Suddenly, with the swiftness of a monsoon downpour, a discordant note intruded upon that busy, happy and cheerful day ?A group of Hindus and Sikhs from the Frontier Province, victims of a terrible massacre on the day Gandhiji had announced his fast, came to call. Before Gandhiji could offer them an expression of his grief, one of their embittered number ruthlessly snarled at him, "You have done us enough harm. You have ruined us utterly. Leave us alone. Go, retire to the Himalayas."
These words stunned Gandhiji. The little weak body seemed to crumple as he heard them, as though some terrible weight was crushing down on him. Going out for his prayer meeting, his pace was laboured. The hands that usually rested on Manu and Abha as lightly as wisps of cotton khadi, gripped their shoulders for support.
His voice soft and weak, a terrible sadness underlining each of his syllables, India's Mahatma began to address his countrymen for the last time. The shadows of winter twilight were already beginning to thrust their stains across the lawn as he spoke. Inevitably, he turned to the exchange with the angry refugee that had so upset him.
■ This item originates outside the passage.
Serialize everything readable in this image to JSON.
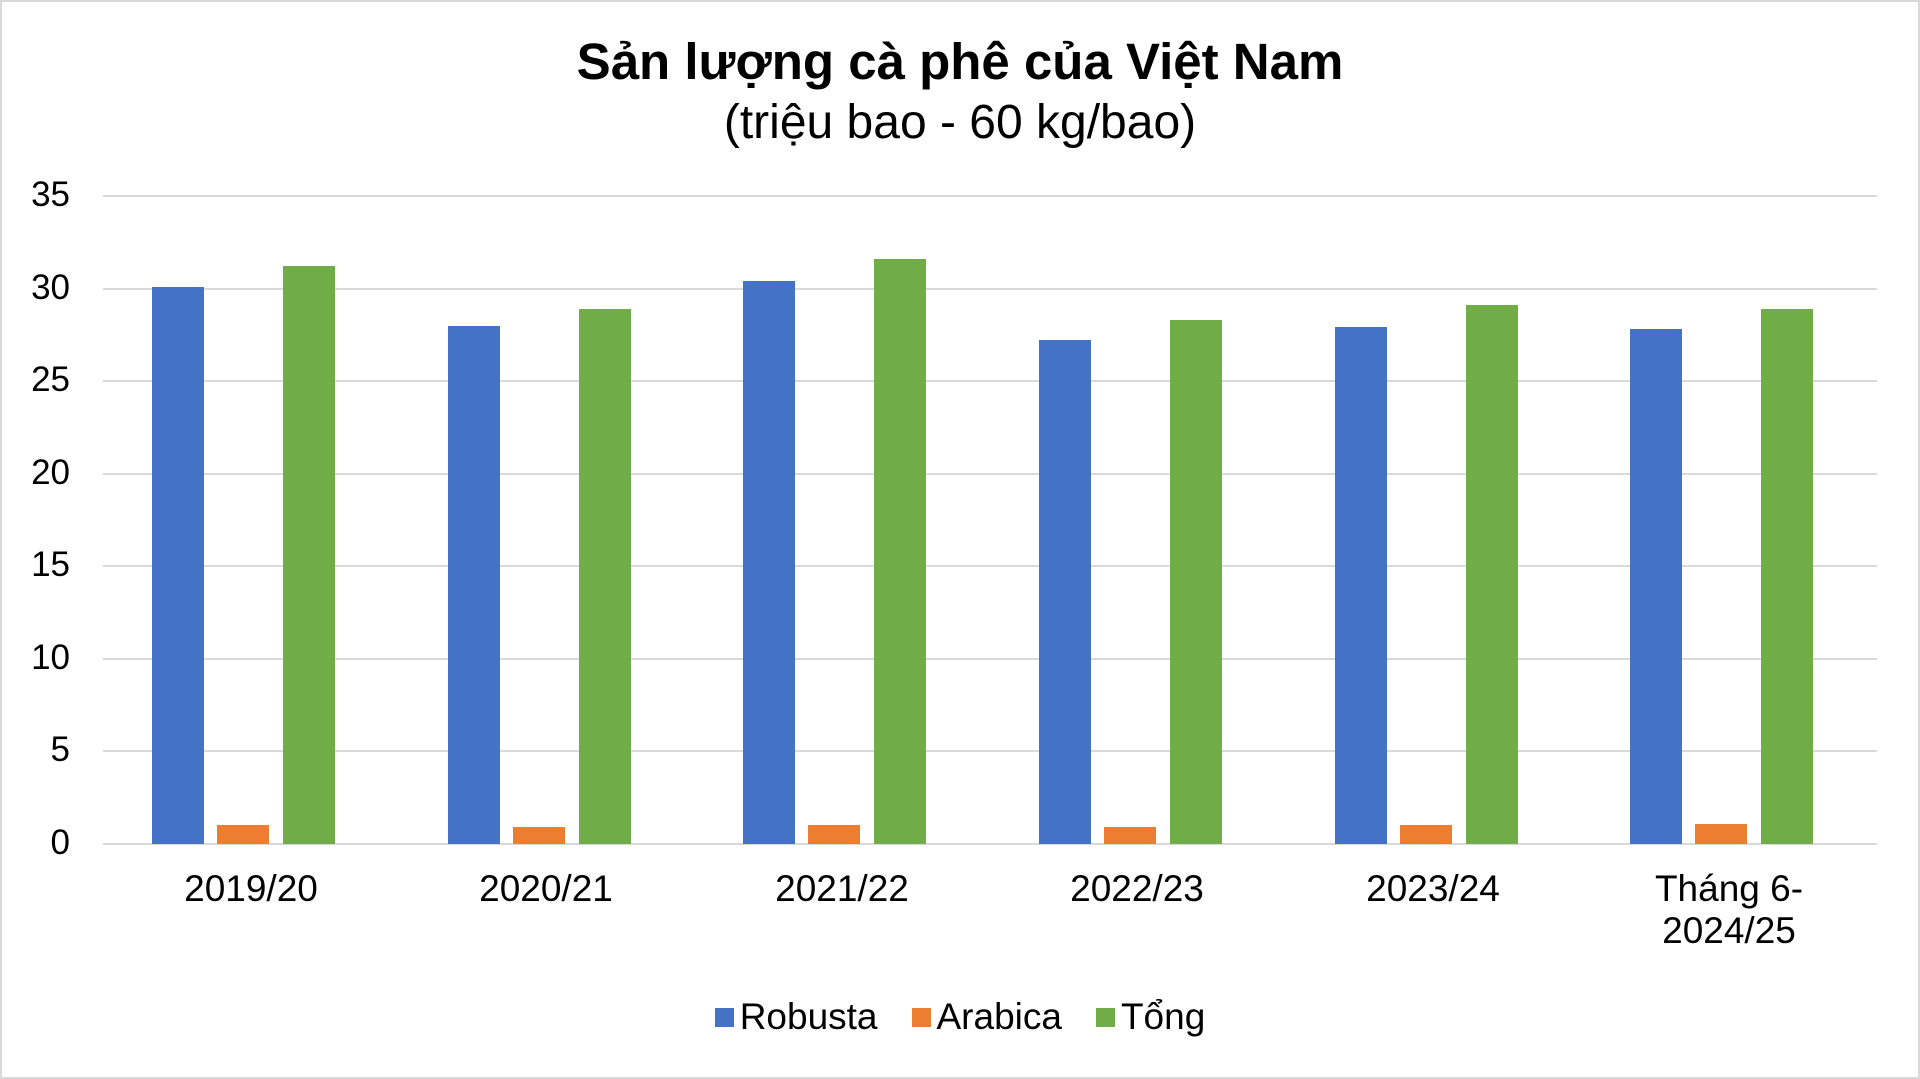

"Whom shall I listen to?" he asked the silent gathering before him. "Some ask me to stay here while others ask me to go away. Some reprove and revile me, whereas others extol me. What am I to do then?" he asked sadly, his voice soft and full of hurt and grief. "I do what God commands me to do. I seek peace amidst disorder."
After a long and thoughtful silence, Gandhiji concluded: "My Himalayas," he said, "are here."
Gandhiji was assassinated in New Delhi just three days later on 30 January, 1948.